- Lodewijk XIV de absolute macht (ancien regime).
- Droit divin.
- Veel problemen in Frankrijk:
De staatskas was leeg en de staatsschuld nam toe.
Verschillende oorlogen kostten de staatskas veel geld.
Het luxe hofleven in Versailles moest betaald worden.
De inkomsten van belastingen vielen tegen.
De adel en geestelijkheid weigerden belastingen te betalen. Adel en geestelijkheid vonden dat dit de verantwoordelijkheid was van het volk, dat steeds armer werd. Het volk kon dit ook niet meer opbrengen.
Het bestuur en leger functioneerden slecht.
Lodewijk XV en XVI hadden weinig interesse in het bestuur en namen daarom vaak verkeerde beslissingen.
De adel en geestelijken hadden veel politieke macht. Wetten die door de koning werden opgesteld, werden dus niet overal doorgevoerd.

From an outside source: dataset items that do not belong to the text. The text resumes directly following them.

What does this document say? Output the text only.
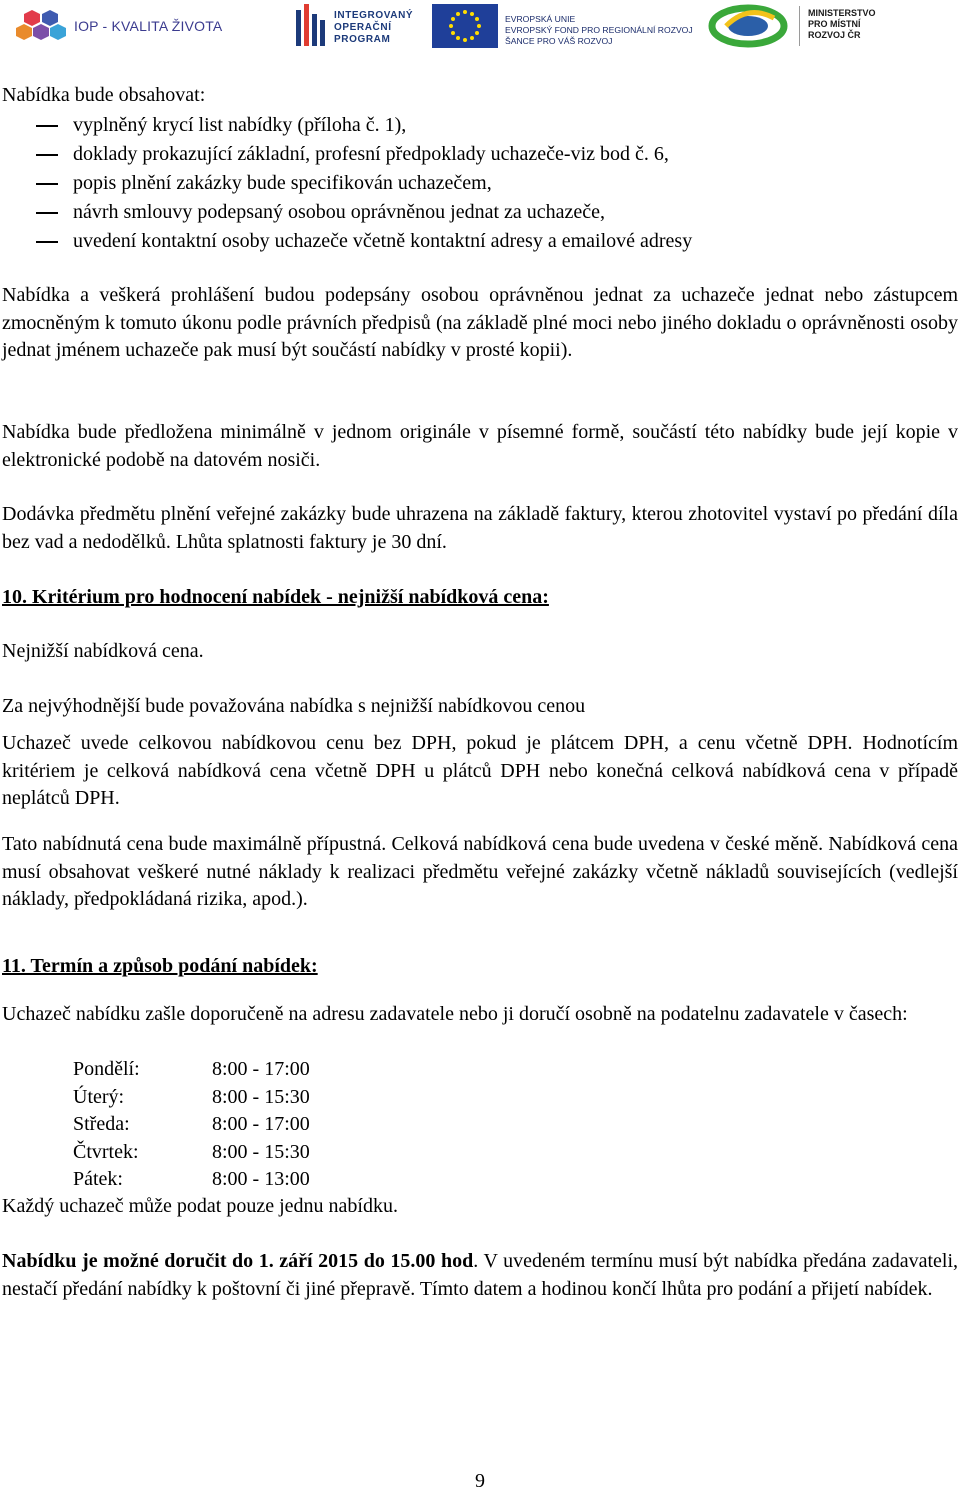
IOP - KVALITA ŽIVOTA
INTEGROVANÝ
OPERAČNÍ
PROGRAM
EVROPSKÁ UNIE
EVROPSKÝ FOND PRO REGIONÁLNÍ ROZVOJ
ŠANCE PRO VÁŠ ROZVOJ
MINISTERSTVO
PRO MÍSTNÍ
ROZVOJ ČR
Nabídka bude obsahovat:
vyplněný krycí list nabídky (příloha č. 1),
doklady prokazující základní, profesní předpoklady uchazeče-viz bod č. 6,
popis plnění zakázky bude specifikován uchazečem,
návrh smlouvy podepsaný osobou oprávněnou jednat za uchazeče,
uvedení kontaktní osoby uchazeče včetně kontaktní adresy a emailové adresy
Nabídka a veškerá prohlášení budou podepsány osobou oprávněnou jednat za uchazeče jednat nebo zástupcem zmocněným k tomuto úkonu podle právních předpisů (na základě plné moci nebo jiného dokladu o oprávněnosti osoby jednat jménem uchazeče pak musí být součástí nabídky v prosté kopii).
Nabídka bude předložena minimálně v jednom originále v písemné formě, součástí této nabídky bude její kopie v elektronické podobě na datovém nosiči.
Dodávka předmětu plnění veřejné zakázky bude uhrazena na základě faktury, kterou zhotovitel vystaví po předání díla bez vad a nedodělků. Lhůta splatnosti faktury je 30 dní.
10. Kritérium pro hodnocení nabídek - nejnižší nabídková cena:
Nejnižší nabídková cena.
Za nejvýhodnější bude považována nabídka s nejnižší nabídkovou cenou
Uchazeč uvede celkovou nabídkovou cenu bez DPH, pokud je plátcem DPH, a cenu včetně DPH. Hodnotícím kritériem je celková nabídková cena včetně DPH u plátců DPH nebo konečná celková nabídková cena v případě neplátců DPH.
Tato nabídnutá cena bude maximálně přípustná. Celková nabídková cena bude uvedena v české měně. Nabídková cena musí obsahovat veškeré nutné náklady k realizaci předmětu veřejné zakázky včetně nákladů souvisejících (vedlejší náklady, předpokládaná rizika, apod.).
11. Termín a způsob podání nabídek:
Uchazeč nabídku zašle doporučeně na adresu zadavatele nebo ji doručí osobně na podatelnu zadavatele v časech:
Pondělí:	8:00 - 17:00
Úterý:	8:00 - 15:30
Středa:	8:00 - 17:00
Čtvrtek:	8:00 - 15:30
Pátek:	8:00 - 13:00
Každý uchazeč může podat pouze jednu nabídku.
Nabídku je možné doručit do 1. září 2015 do 15.00 hod. V uvedeném termínu musí být nabídka předána zadavateli, nestačí předání nabídky k poštovní či jiné přepravě. Tímto datem a hodinou končí lhůta pro podání a přijetí nabídek.
9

Er waren te weinig goede ambtenaren.
Het leger raakte verzwakt door te weinig investeringen.
De standenmaatschappij zorgde voor ongelijkheid en onvrede.

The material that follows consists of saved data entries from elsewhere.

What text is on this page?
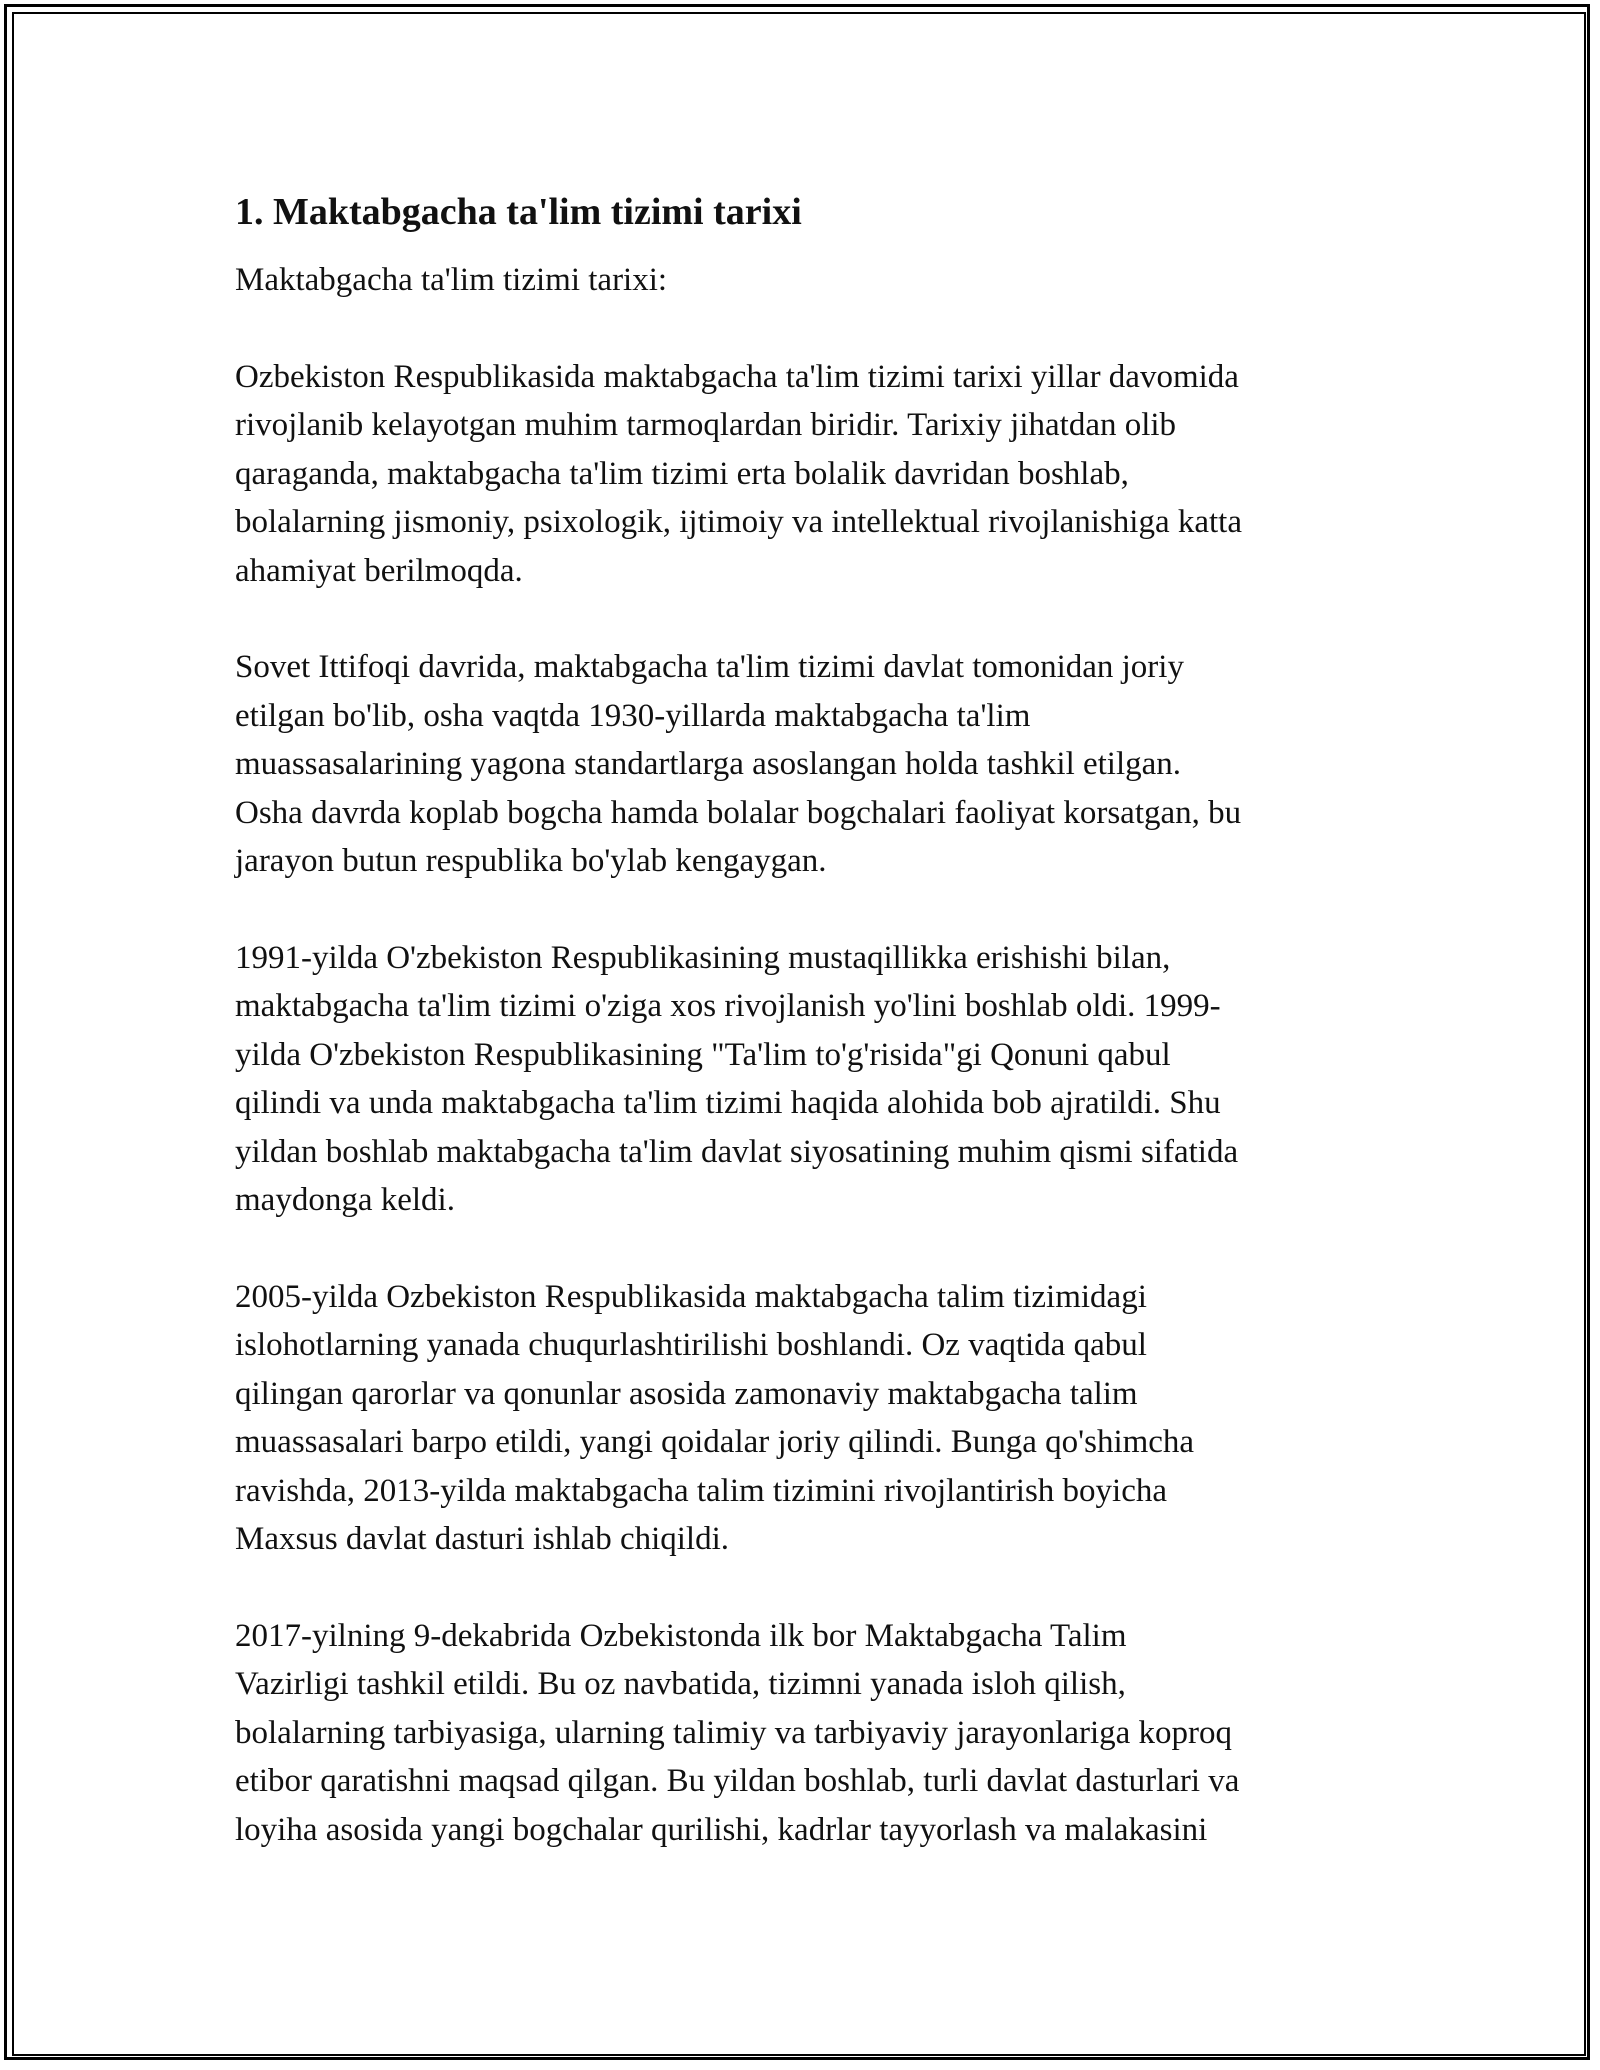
1. Maktabgacha ta'lim tizimi tarixi
Maktabgacha ta'lim tizimi tarixi:
Ozbekiston Respublikasida maktabgacha ta'lim tizimi tarixi yillar davomida
rivojlanib kelayotgan muhim tarmoqlardan biridir. Tarixiy jihatdan olib
qaraganda, maktabgacha ta'lim tizimi erta bolalik davridan boshlab,
bolalarning jismoniy, psixologik, ijtimoiy va intellektual rivojlanishiga katta
ahamiyat berilmoqda.
Sovet Ittifoqi davrida, maktabgacha ta'lim tizimi davlat tomonidan joriy
etilgan bo'lib, osha vaqtda 1930-yillarda maktabgacha ta'lim
muassasalarining yagona standartlarga asoslangan holda tashkil etilgan.
Osha davrda koplab bogcha hamda bolalar bogchalari faoliyat korsatgan, bu
jarayon butun respublika bo'ylab kengaygan.
1991-yilda O'zbekiston Respublikasining mustaqillikka erishishi bilan,
maktabgacha ta'lim tizimi o'ziga xos rivojlanish yo'lini boshlab oldi. 1999-
yilda O'zbekiston Respublikasining "Ta'lim to'g'risida"gi Qonuni qabul
qilindi va unda maktabgacha ta'lim tizimi haqida alohida bob ajratildi. Shu
yildan boshlab maktabgacha ta'lim davlat siyosatining muhim qismi sifatida
maydonga keldi.
2005-yilda Ozbekiston Respublikasida maktabgacha talim tizimidagi
islohotlarning yanada chuqurlashtirilishi boshlandi. Oz vaqtida qabul
qilingan qarorlar va qonunlar asosida zamonaviy maktabgacha talim
muassasalari barpo etildi, yangi qoidalar joriy qilindi. Bunga qo'shimcha
ravishda, 2013-yilda maktabgacha talim tizimini rivojlantirish boyicha
Maxsus davlat dasturi ishlab chiqildi.
2017-yilning 9-dekabrida Ozbekistonda ilk bor Maktabgacha Talim
Vazirligi tashkil etildi. Bu oz navbatida, tizimni yanada isloh qilish,
bolalarning tarbiyasiga, ularning talimiy va tarbiyaviy jarayonlariga koproq
etibor qaratishni maqsad qilgan. Bu yildan boshlab, turli davlat dasturlari va
loyiha asosida yangi bogchalar qurilishi, kadrlar tayyorlash va malakasini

De uit de middeleeuwen stammende standenmaatschappij was voordelig voor de geestelijkheid (Eerste Stand) en de adel (Tweede Stand). Het overgrote deel van de bevolking (97%) behoorde tot de boeren en stedelingen (Derde Stand) die in welvaart, belastinginning, rechtspraak, bestuursinspraak achtergesteld waren. De boeren en burgers eisten dat daar verandering in zou komen.